Trending Topics

Officials: Funds may not be enough to keep Mass. station open year-round

Efforts resulted in the station only staying closed two months instead of five months out of the year

By Joyce Tsai
Lowell Sun

TEWKSBURY — Thanks to an unprecedented May Town Meeting vote, overriding the town manager’s recommended budget, the Fire Department will have an additional $302,000 to help keep South Fire Station open year round.

And come the start of fiscal 2013, on July 1, for the first time in several years, all three of the town’s fire stations, Central, North and South, will be open and operational.

But lingering questions remain about whether that extra money will guarantee that the station stays open all year, fire officials say.

The money should keep the station open nearly all year long, instead of closing it for five or six months out of the year as was originally planned. But whether that funding will last through the last month of the fiscal year, in June, is more uncertain, said Fire Chief Michael Hazel.

Nonetheless, Hazel said his department “was very thankful to see Town Meeting take that action” in difficult financial times.

“It was certainly unexpected,” he said.

But how long the extra money will last “depends on how the year progresses,” he said. “There are a lot of variables,” such as long-term occupational injuries or training that could come up, depleting more quickly those overtime funds.

That’s because the staffing at the station, despite the department’s total budget of $4.47 million for next fiscal year, is already stretched thin.

“We don’t have any extra people,” Hazel said. “So if we have to fill in (for a lot of unexpected absences), to maintain that level of safety to the community, we could run short in June.”

Town Manager Richard Montuori said the need to dip into the overtime budget could depend on staffing levels if firefighters are out sick or for vacation or personal leave.

Nonetheless, the extra funding will provide a helpful short-term solution, Hazel said. It will staff South Fire Station with a lieutenant and two cross-trained firefighters/EMTs, so that a second ambulance can operate out of that station.

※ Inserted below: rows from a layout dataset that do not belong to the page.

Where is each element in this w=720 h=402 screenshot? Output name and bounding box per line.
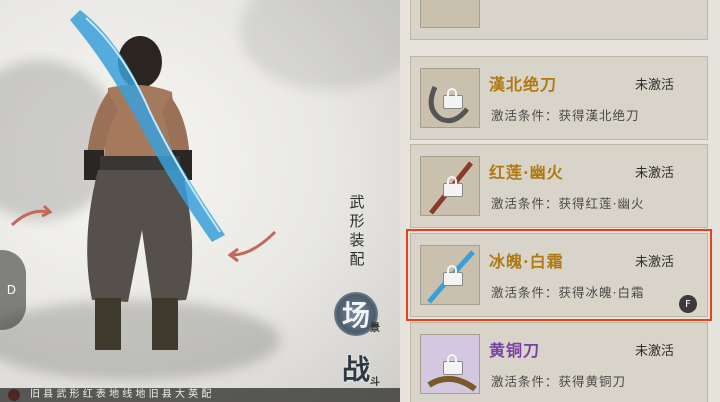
- weapon-condition: 激活条件：获得红莲·幽火: [491, 196, 645, 211]
- weapon-condition: 激活条件：获得漢北绝刀: [491, 108, 640, 123]
- weapon-title: 冰魄·白霜: [489, 252, 564, 271]
- weapon-thumbnail: [420, 0, 480, 28]
- weapon-card[interactable]: 漢北绝刀 未激活 激活条件：获得漢北绝刀: [410, 56, 708, 140]
- weapon-card[interactable]: 红莲·幽火 未激活 激活条件：获得红莲·幽火: [410, 144, 708, 228]
- weapon-equip-menu-label[interactable]: 武形装配: [347, 193, 367, 269]
- weapon-card[interactable]: 黄铜刀 未激活 激活条件：获得黄铜刀: [410, 322, 708, 402]
- scene-tab-subglyph: 景: [370, 323, 380, 334]
- warrior-character: [10, 10, 277, 350]
- weapon-title: 红莲·幽火: [489, 163, 564, 182]
- side-handle-label: D: [6, 283, 16, 297]
- weapon-condition: 激活条件：获得冰魄·白霜: [491, 285, 645, 300]
- character-scene: D 武形装配 场 景 战 斗 旧 县 武 形 红 表 地 线 地 旧 县 大 英…: [0, 0, 400, 402]
- rotate-left-arrow-icon: [10, 209, 49, 227]
- weapon-condition: 激活条件：获得黄铜刀: [491, 374, 627, 389]
- battle-tab-glyph: 战: [341, 353, 370, 386]
- weapon-status: 未激活: [635, 166, 675, 181]
- weapon-title: 黄铜刀: [489, 341, 541, 360]
- weapon-thumbnail: [420, 68, 480, 128]
- weapon-card-partial[interactable]: [410, 0, 708, 40]
- rotate-right-arrow-icon: [231, 230, 277, 257]
- f-key-badge: F: [679, 295, 697, 313]
- battle-tab-button[interactable]: 战 斗: [334, 346, 380, 390]
- bottom-tip-text: 旧 县 武 形 红 表 地 线 地 旧 县 大 英 配: [0, 388, 400, 402]
- battle-tab-subglyph: 斗: [370, 377, 380, 388]
- lock-icon: [443, 88, 463, 109]
- lock-icon: [443, 265, 463, 286]
- weapon-status: 未激活: [635, 344, 675, 359]
- weapon-card-selected[interactable]: 冰魄·白霜 未激活 激活条件：获得冰魄·白霜 F: [406, 229, 712, 321]
- side-drawer-handle[interactable]: D: [0, 250, 26, 330]
- weapon-skin-list[interactable]: 漢北绝刀 未激活 激活条件：获得漢北绝刀 红莲·幽火 未激活 激活条件：获得红莲…: [400, 0, 720, 402]
- weapon-title: 漢北绝刀: [489, 75, 558, 94]
- weapon-thumbnail: [420, 334, 480, 394]
- scene-tab-button[interactable]: 场 景: [334, 292, 380, 336]
- weapon-thumbnail: [420, 245, 480, 305]
- weapon-status: 未激活: [635, 78, 675, 93]
- lock-icon: [443, 354, 463, 375]
- weapon-thumbnail: [420, 156, 480, 216]
- scene-tab-glyph: 场: [341, 299, 370, 332]
- weapon-status: 未激活: [635, 255, 675, 270]
- lock-icon: [443, 176, 463, 197]
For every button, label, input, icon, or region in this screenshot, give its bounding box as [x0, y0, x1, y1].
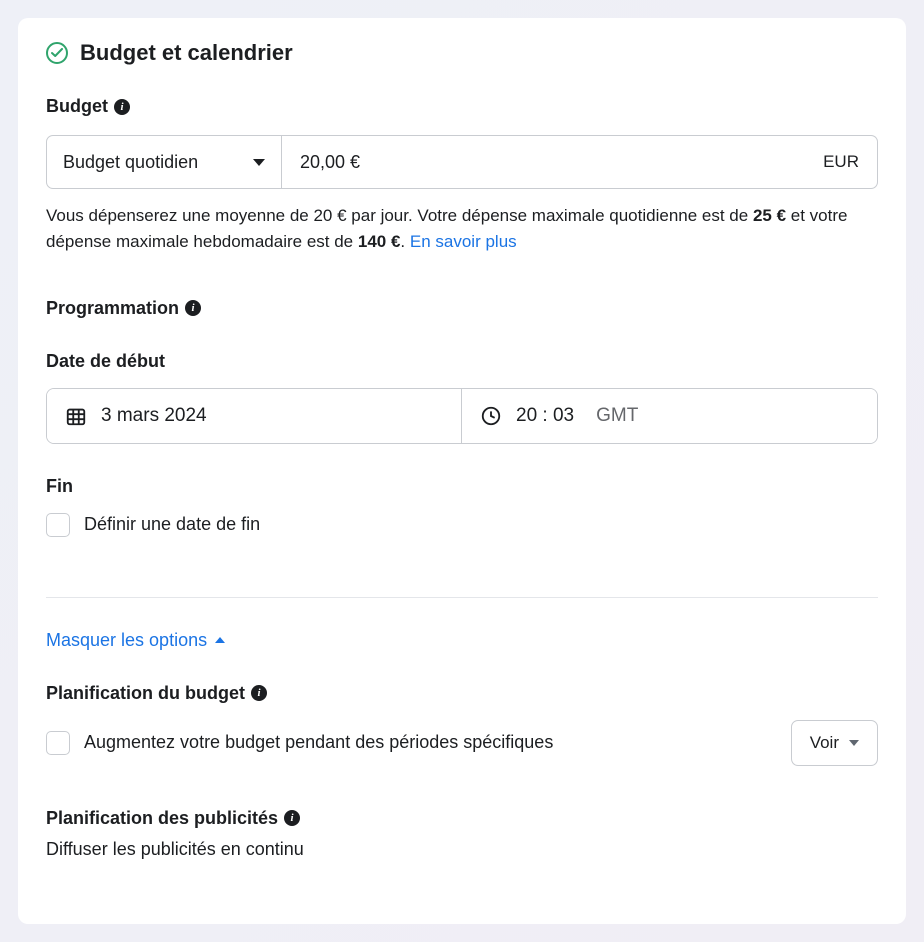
budget-input-row: Budget quotidien 20,00 € EUR	[46, 135, 878, 189]
budget-label: Budget i	[46, 96, 878, 117]
budget-amount-value: 20,00 €	[300, 152, 360, 173]
info-icon[interactable]: i	[114, 99, 130, 115]
budget-plan-row: Augmentez votre budget pendant des pério…	[46, 720, 878, 766]
end-date-checkbox-label: Définir une date de fin	[84, 514, 260, 535]
budget-currency: EUR	[823, 152, 859, 172]
chevron-up-icon	[215, 637, 225, 643]
budget-plan-label: Planification du budget i	[46, 683, 878, 704]
clock-icon	[480, 405, 502, 427]
card-title: Budget et calendrier	[80, 40, 293, 66]
budget-helper-text: Vous dépenserez une moyenne de 20 € par …	[46, 203, 878, 256]
budget-type-value: Budget quotidien	[63, 152, 198, 173]
budget-plan-checkbox[interactable]	[46, 731, 70, 755]
hide-options-toggle[interactable]: Masquer les options	[46, 630, 225, 651]
budget-schedule-card: Budget et calendrier Budget i Budget quo…	[18, 18, 906, 924]
budget-amount-input[interactable]: 20,00 € EUR	[282, 135, 878, 189]
card-header: Budget et calendrier	[46, 40, 878, 66]
start-time-value: 20 : 03	[516, 405, 574, 427]
view-button[interactable]: Voir	[791, 720, 878, 766]
timezone-label: GMT	[596, 405, 638, 427]
chevron-down-icon	[849, 740, 859, 746]
start-time-input[interactable]: 20 : 03 GMT	[462, 389, 877, 443]
info-icon[interactable]: i	[185, 300, 201, 316]
start-date-input[interactable]: 3 mars 2024	[47, 389, 462, 443]
divider	[46, 597, 878, 598]
start-datetime-row: 3 mars 2024 20 : 03 GMT	[46, 388, 878, 444]
schedule-label: Programmation i	[46, 298, 878, 319]
info-icon[interactable]: i	[251, 685, 267, 701]
start-date-value: 3 mars 2024	[101, 405, 207, 427]
budget-plan-checkbox-label: Augmentez votre budget pendant des pério…	[84, 732, 553, 753]
budget-plan-checkbox-row: Augmentez votre budget pendant des pério…	[46, 731, 553, 755]
chevron-down-icon	[253, 159, 265, 166]
ad-plan-body: Diffuser les publicités en continu	[46, 839, 878, 860]
info-icon[interactable]: i	[284, 810, 300, 826]
end-date-checkbox[interactable]	[46, 513, 70, 537]
check-circle-icon	[46, 42, 68, 64]
start-date-label: Date de début	[46, 351, 878, 372]
budget-type-select[interactable]: Budget quotidien	[46, 135, 282, 189]
end-label: Fin	[46, 476, 878, 497]
calendar-icon	[65, 405, 87, 427]
end-date-checkbox-row: Définir une date de fin	[46, 513, 878, 537]
learn-more-link[interactable]: En savoir plus	[410, 232, 517, 251]
ad-plan-label: Planification des publicités i	[46, 808, 878, 829]
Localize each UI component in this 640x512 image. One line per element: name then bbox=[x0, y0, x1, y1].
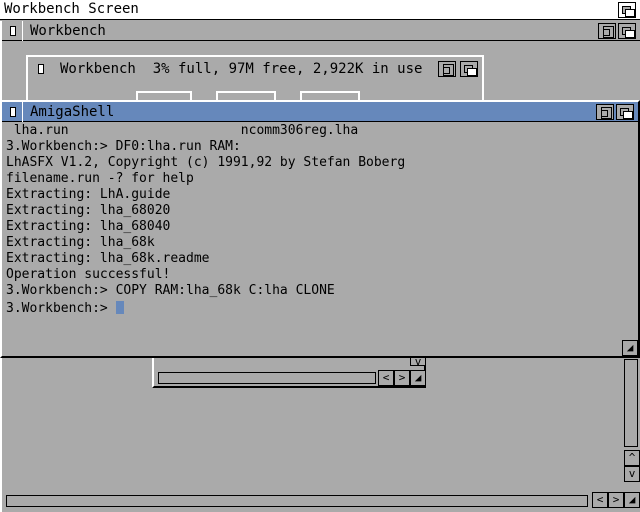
horizontal-scrollbar[interactable] bbox=[6, 495, 588, 507]
screen-title-bar[interactable]: Workbench Screen bbox=[0, 0, 640, 20]
shell-zoom-gadget-icon[interactable] bbox=[596, 104, 614, 120]
volume-zoom-gadget-icon[interactable] bbox=[438, 61, 456, 77]
shell-line: 3.Workbench:> bbox=[6, 299, 405, 317]
shell-size-gadget-icon[interactable]: ◢ bbox=[622, 340, 638, 356]
arrow-down-icon[interactable]: v bbox=[624, 466, 640, 482]
shell-console-output[interactable]: lha.run ncomm306reg.lha 3.Workbench:> DF0… bbox=[6, 123, 405, 317]
screen-title: Workbench Screen bbox=[4, 1, 139, 17]
shell-depth-gadget-icon[interactable] bbox=[616, 104, 634, 120]
screen-depth-gadget-icon[interactable] bbox=[618, 2, 636, 18]
arrow-right-icon[interactable]: > bbox=[608, 492, 624, 508]
shell-line: Extracting: LhA.guide bbox=[6, 187, 171, 202]
shell-line: Extracting: lha_68k bbox=[6, 235, 155, 250]
arrow-up-icon[interactable]: ^ bbox=[624, 450, 640, 466]
workbench-window-title: Workbench bbox=[30, 23, 106, 39]
shell-line: LhASFX V1.2, Copyright (c) 1991,92 by St… bbox=[6, 155, 406, 170]
workbench-zoom-gadget-icon[interactable] bbox=[598, 23, 616, 39]
amigashell-window: AmigaShell lha.run ncomm306reg.lha 3.Work… bbox=[0, 100, 640, 358]
workbench-depth-gadget-icon[interactable] bbox=[618, 23, 636, 39]
shell-window-title: AmigaShell bbox=[30, 104, 115, 120]
shell-line: filename.run -? for help bbox=[6, 171, 194, 186]
shell-line: Extracting: lha_68020 bbox=[6, 203, 171, 218]
size-gadget-icon[interactable]: ◢ bbox=[410, 370, 426, 386]
shell-line: lha.run ncomm306reg.lha bbox=[6, 123, 359, 138]
shell-close-gadget-icon[interactable] bbox=[4, 103, 22, 121]
volume-window-title: Workbench 3% full, 97M free, 2,922K in u… bbox=[60, 61, 423, 77]
volume-depth-gadget-icon[interactable] bbox=[460, 61, 478, 77]
volume-close-gadget-icon[interactable] bbox=[32, 60, 50, 78]
workbench-title-bar[interactable]: Workbench bbox=[2, 21, 640, 41]
volume-title-bar[interactable]: Workbench 3% full, 97M free, 2,922K in u… bbox=[28, 59, 482, 79]
shell-line: Extracting: lha_68040 bbox=[6, 219, 171, 234]
shell-line: Operation successful! bbox=[6, 267, 171, 282]
shell-title-bar[interactable]: AmigaShell bbox=[2, 102, 638, 122]
shell-line: Extracting: lha_68k.readme bbox=[6, 251, 210, 266]
arrow-left-icon[interactable]: < bbox=[592, 492, 608, 508]
arrow-right-icon[interactable]: > bbox=[394, 370, 410, 386]
shell-line: 3.Workbench:> DF0:lha.run RAM: bbox=[6, 139, 241, 154]
horizontal-scrollbar[interactable] bbox=[158, 372, 376, 384]
vertical-scrollbar[interactable] bbox=[624, 359, 638, 447]
size-gadget-icon[interactable]: ◢ bbox=[624, 492, 640, 508]
shell-line: 3.Workbench:> COPY RAM:lha_68k C:lha CLO… bbox=[6, 283, 335, 298]
arrow-left-icon[interactable]: < bbox=[378, 370, 394, 386]
hidden-window-bottom: < > ◢ v bbox=[152, 354, 426, 388]
workbench-close-gadget-icon[interactable] bbox=[4, 22, 22, 40]
text-cursor bbox=[115, 301, 124, 314]
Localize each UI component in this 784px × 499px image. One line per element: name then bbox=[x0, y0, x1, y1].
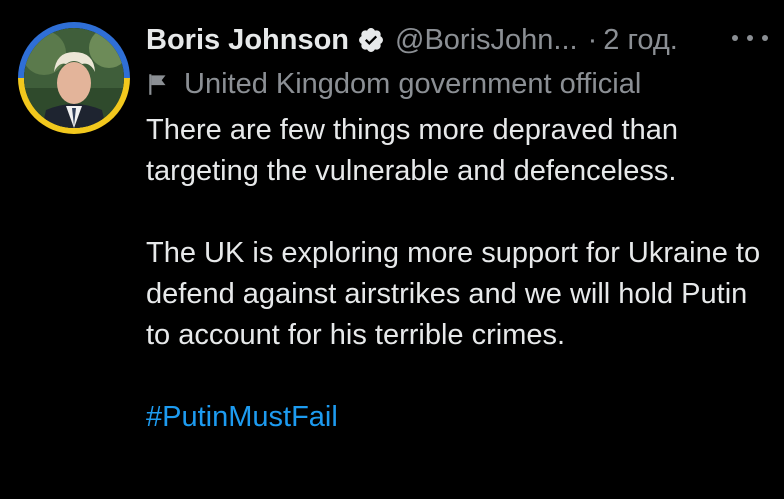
label-text: United Kingdom government official bbox=[184, 67, 642, 100]
more-options-icon[interactable] bbox=[732, 26, 768, 50]
timestamp[interactable]: 2 год. bbox=[603, 24, 678, 57]
author-name[interactable]: Boris Johnson bbox=[146, 24, 349, 57]
separator-dot: · bbox=[587, 23, 598, 56]
hashtag-link[interactable]: #PutinMustFail bbox=[146, 401, 338, 433]
tweet-paragraph: There are few things more depraved than … bbox=[146, 114, 678, 187]
verified-badge-icon bbox=[359, 28, 383, 52]
tweet-card: Boris Johnson @BorisJohn... · 2 год. Uni… bbox=[0, 0, 784, 499]
tweet-paragraph: The UK is exploring more support for Ukr… bbox=[146, 237, 761, 351]
more-dot bbox=[747, 35, 753, 41]
avatar[interactable] bbox=[18, 22, 130, 134]
author-handle[interactable]: @BorisJohn... bbox=[395, 24, 578, 57]
account-label[interactable]: United Kingdom government official bbox=[146, 64, 641, 104]
flag-icon bbox=[149, 74, 166, 95]
more-dot bbox=[732, 35, 738, 41]
more-dot bbox=[762, 35, 768, 41]
hashtag-paragraph: #PutinMustFail bbox=[146, 397, 766, 438]
tweet-header: Boris Johnson @BorisJohn... · 2 год. bbox=[146, 20, 678, 60]
tweet-text: There are few things more depraved than … bbox=[146, 110, 766, 438]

However, due to staffing constraints with just two firefighters/EMTs at the station, even if a second ambulance were put into operation, that would “temporarily place the engine company (at South Station) out of service,” he said.

So even with the opening of South Fire Station yearlong, there’s still a need to add more positions in the long term, Hazel said.

To that end, the town approved the addition of one new firefighter for this fiscal year, but that’s still not enough to meet National Fire Protection Association standards, which calls for a minimum staffing requirement of four on-duty personnel per Engine Company, he said.

“Ideally adding one additional firefighter to each of 4 shifts (which would also expand the EMT rotation to 20 from 16) would allow for flexibility in staffing and increase secondary ambulance availability,” Hazel wrote in a Jan. 27 memo to Montuori and Finance Committee Chairman Thomas Cooke.

He hopes the Fire Department’s staffing needs can be solved over several budget seasons, he said. And the need for a secondary ambulance in town is growing, due to the town’s aging population, he said.

In 2011, not counting the numerous mutual-aid ambulances that responded to the community, the town’s own second ambulance responded to over 310 calls for assistance, Hazel wrote in the memo.

“This is remarkable when you consider the ambulance was unavailable more than half of the year due to staffing and coverage funding shortages,” he said.

In fiscal 2011, the town’s ambulance service also brought $844,837 in revenue to the town, Hazel noted.

The memo also points out that the town’s current level of staffing of 12 full-time firefighters -- at least three men per station per shift -- doesn’t meet the NFPA minimum standards.

However, Hazel said the NFPA standards describe “optimal” staffing that is the “most efficient,” but in reality, towns run the gamut from six people per station down to one.

“We do the best with the resources we are provided,” Hazel said, “and we provide a good service for where we’re at and where we are staffed at.”

However, just how far that $302,000 might also could depend on another factor: the outcome of negotiations between the town and Tewksbury Firefighters Union Local 1647, some say.

For several months, the town and the union been hammering out a successor agreement to a two-year contract that expired June 30, 2011.

Montuori, Hazel and union president Jim Kearns couldn’t go into details on contract negotiations since they are keeping talks confidential.
Yet, Montuori said the contract’s final terms should not have affect how the extra $302,000 is spent in the coming fiscal year, since it is specifically allotted to overtime -- unless the final contract itself directly impacts overtime.

Kearns said the extra money was a separate issue and would not affect the bargaining process. However, he did say that the last time the union negotiated a contract with the town, in 2009, it gave up $100,000 in concessions to help keep the South Fire Station open longer. Those efforts resulted in the station only staying closed two months instead of five months out of the year.

Kearns said the union is in its third year without a pay raise, and that the talks were “amicable.”

He said the Town Meeting’s vote to allot additional money to keep the South Fire Station open was “without a doubt, a huge positive.”

But he stopped short of calling it a victory.

“I wouldn’t call it a victory because it makes it sound like a game,” he said. “And it’s not a game. It’s important for our community to have a fully staffed fire department.”